Am Ende stimmen 56,5 Prozent für den Mann, der 2004 mit Mein Block berühmt wurde und der nun der erste ist, der bei einer politischen Talkshow im deutschen Fernsehen Geld gewinnt. 300.000 Euro nimmt Paul Würdig alias Sido mit nach Hause. Was er damit zu tun gedenkt, hat er noch nicht mitgeteilt, weder im Fernsehen noch auf Facebook oder auf Twitter. Im Fernsehen, muss man fairerweise erwähnen, hat er dazu auch keine Gelegenheit gehabt: Als Raab ihm den Koffer mit einem schelmischen Grinsen und den Worten "Da muss 'ne alte Frau viel rappen für" übergibt, ist die Sendezeit schon rum.

Die entscheidende Frage ist ohnehin eine andere: Wenn nicht die Argumente zählen, sondern die Popularität der Beteiligten, was hat dann eine politische Talkshow für einen Sinn, die eben jene Popularität mit einem Gewinn belohnt?

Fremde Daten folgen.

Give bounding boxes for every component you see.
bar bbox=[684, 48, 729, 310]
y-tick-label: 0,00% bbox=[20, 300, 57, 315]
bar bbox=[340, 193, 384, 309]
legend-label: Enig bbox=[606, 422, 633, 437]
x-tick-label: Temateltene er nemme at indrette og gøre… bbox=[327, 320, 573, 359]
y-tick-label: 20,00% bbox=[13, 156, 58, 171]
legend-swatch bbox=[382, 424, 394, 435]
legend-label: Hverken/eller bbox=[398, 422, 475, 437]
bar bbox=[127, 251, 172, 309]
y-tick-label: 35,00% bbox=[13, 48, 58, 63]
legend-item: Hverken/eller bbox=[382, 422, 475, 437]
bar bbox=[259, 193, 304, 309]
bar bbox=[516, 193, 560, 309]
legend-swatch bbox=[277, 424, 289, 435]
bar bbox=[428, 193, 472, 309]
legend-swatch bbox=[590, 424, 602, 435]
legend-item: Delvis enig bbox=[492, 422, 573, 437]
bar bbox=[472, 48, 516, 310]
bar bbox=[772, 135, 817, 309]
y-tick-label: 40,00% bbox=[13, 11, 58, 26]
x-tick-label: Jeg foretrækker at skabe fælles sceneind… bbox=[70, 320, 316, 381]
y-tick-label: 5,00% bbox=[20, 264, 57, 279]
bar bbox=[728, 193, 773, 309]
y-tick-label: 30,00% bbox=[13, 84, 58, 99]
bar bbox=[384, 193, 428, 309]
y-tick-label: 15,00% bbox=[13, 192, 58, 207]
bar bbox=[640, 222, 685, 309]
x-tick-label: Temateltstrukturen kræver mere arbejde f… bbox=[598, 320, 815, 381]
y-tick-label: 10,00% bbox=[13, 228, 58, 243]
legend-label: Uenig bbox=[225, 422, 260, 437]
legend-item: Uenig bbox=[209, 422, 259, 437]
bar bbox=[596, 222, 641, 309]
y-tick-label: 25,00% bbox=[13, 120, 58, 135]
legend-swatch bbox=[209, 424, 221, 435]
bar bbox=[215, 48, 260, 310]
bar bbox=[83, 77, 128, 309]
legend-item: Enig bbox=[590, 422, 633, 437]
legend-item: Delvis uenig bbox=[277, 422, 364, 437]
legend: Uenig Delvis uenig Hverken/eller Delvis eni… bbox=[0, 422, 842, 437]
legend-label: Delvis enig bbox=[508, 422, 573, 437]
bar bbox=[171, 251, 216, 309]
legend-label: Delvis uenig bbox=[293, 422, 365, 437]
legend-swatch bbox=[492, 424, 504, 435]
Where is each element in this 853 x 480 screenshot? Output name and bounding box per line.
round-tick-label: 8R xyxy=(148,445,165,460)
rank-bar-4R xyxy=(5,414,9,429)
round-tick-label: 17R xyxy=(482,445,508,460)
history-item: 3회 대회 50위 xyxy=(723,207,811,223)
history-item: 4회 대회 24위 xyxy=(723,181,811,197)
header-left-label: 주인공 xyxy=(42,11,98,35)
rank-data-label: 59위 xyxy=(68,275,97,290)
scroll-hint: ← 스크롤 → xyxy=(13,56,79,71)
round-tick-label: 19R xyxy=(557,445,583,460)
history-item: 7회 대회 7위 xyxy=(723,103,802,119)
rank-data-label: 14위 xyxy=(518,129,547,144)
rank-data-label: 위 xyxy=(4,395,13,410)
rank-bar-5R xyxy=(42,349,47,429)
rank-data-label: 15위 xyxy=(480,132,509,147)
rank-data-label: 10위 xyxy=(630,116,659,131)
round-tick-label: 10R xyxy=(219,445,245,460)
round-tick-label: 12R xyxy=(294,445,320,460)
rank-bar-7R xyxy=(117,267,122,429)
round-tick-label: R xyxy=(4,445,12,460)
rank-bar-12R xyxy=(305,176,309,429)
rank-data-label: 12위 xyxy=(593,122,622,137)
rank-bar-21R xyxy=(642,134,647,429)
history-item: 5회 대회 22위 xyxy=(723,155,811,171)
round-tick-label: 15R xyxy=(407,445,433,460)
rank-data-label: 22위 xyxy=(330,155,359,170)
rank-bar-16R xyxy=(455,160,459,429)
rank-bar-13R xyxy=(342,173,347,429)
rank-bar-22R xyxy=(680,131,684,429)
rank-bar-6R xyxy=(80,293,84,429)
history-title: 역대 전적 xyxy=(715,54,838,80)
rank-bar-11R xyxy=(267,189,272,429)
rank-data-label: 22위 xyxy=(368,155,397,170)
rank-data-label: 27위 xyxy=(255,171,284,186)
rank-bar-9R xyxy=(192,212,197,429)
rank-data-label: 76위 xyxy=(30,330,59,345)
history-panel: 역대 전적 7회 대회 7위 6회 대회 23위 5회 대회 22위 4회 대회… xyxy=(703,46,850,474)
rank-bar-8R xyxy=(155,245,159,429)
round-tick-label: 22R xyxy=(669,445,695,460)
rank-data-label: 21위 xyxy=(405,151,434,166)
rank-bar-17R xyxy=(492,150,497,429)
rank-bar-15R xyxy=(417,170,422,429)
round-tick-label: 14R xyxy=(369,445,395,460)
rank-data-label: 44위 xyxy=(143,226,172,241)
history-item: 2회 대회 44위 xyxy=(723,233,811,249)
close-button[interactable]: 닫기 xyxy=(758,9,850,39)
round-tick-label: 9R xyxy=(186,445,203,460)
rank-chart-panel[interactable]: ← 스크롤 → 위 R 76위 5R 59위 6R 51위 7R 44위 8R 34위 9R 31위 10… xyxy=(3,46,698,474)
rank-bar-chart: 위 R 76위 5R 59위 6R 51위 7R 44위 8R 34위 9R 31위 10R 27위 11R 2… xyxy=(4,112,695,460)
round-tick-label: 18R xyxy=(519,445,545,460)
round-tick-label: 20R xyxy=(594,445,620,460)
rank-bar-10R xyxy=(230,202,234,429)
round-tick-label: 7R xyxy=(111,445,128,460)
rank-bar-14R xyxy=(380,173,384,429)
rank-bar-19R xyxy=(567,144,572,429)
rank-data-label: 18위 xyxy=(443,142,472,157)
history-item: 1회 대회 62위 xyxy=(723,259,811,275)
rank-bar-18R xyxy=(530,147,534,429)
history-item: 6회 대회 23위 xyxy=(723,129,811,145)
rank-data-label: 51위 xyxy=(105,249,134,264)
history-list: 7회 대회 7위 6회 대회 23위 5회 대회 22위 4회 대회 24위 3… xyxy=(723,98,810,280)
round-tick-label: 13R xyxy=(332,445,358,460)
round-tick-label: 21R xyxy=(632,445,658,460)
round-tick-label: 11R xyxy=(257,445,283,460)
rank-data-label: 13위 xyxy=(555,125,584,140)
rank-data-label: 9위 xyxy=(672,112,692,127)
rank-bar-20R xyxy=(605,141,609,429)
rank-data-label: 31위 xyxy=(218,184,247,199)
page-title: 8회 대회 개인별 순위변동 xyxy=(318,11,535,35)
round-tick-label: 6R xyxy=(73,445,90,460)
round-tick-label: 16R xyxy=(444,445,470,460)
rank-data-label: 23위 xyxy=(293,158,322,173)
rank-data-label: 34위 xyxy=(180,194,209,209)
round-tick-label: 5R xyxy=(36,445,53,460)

Um das gleich klarzustellen: Es ist nicht so, dass Sido die Zeit im Fernsehen bloß abgesessen hätte, ohne eine Meinung zu vertreten. Im Gegenteil: "Ich bin dafür, dass es für Gras gewisse Regeln gibt", sagt er in der Debatte um die Legalisierung von Cannabis. Für den Umgang mit Alkohol gebe es schließlich auch Gesetze, das Saufen finde er aber viel schlimmer als das Kiffen. Ergo: "Entweder man verbietet Alkohol und Tabak oder man ändert die Grasgesetze." Zum Thema Wahlrecht mit 16 meint der Rapper: "Ich würde ja sagen, dass es überhaupt kein Mindestalter gibt. Man geht nicht wählen, ohne dass man sich Gedanken gemacht hat."

"In Deutschland wird mehr gekifft als in Holland"

Das sind klare Positionen, aber keine, die Sido von den anderen Diskussionsteilnehmern so sehr unterscheiden, dass sie das klare Endergebnis erklären könnten. Auch Caren Lay, die stellvertretende Vorsitzende der Linken, setzt sich etwa für einen "entspannteren Umgang mit Cannabis" ein: "Das Verbot bringt nichts, in Deutschland wird mehr gekifft als in Holland." Auch sie traut 16-Jährigen zu, eine vernünftige Entscheidung an der Wahlurne zu treffen. Für Lay rufen in der letzten Runde aber nur 18,3 Prozent der Zuschauer an, Platz drei.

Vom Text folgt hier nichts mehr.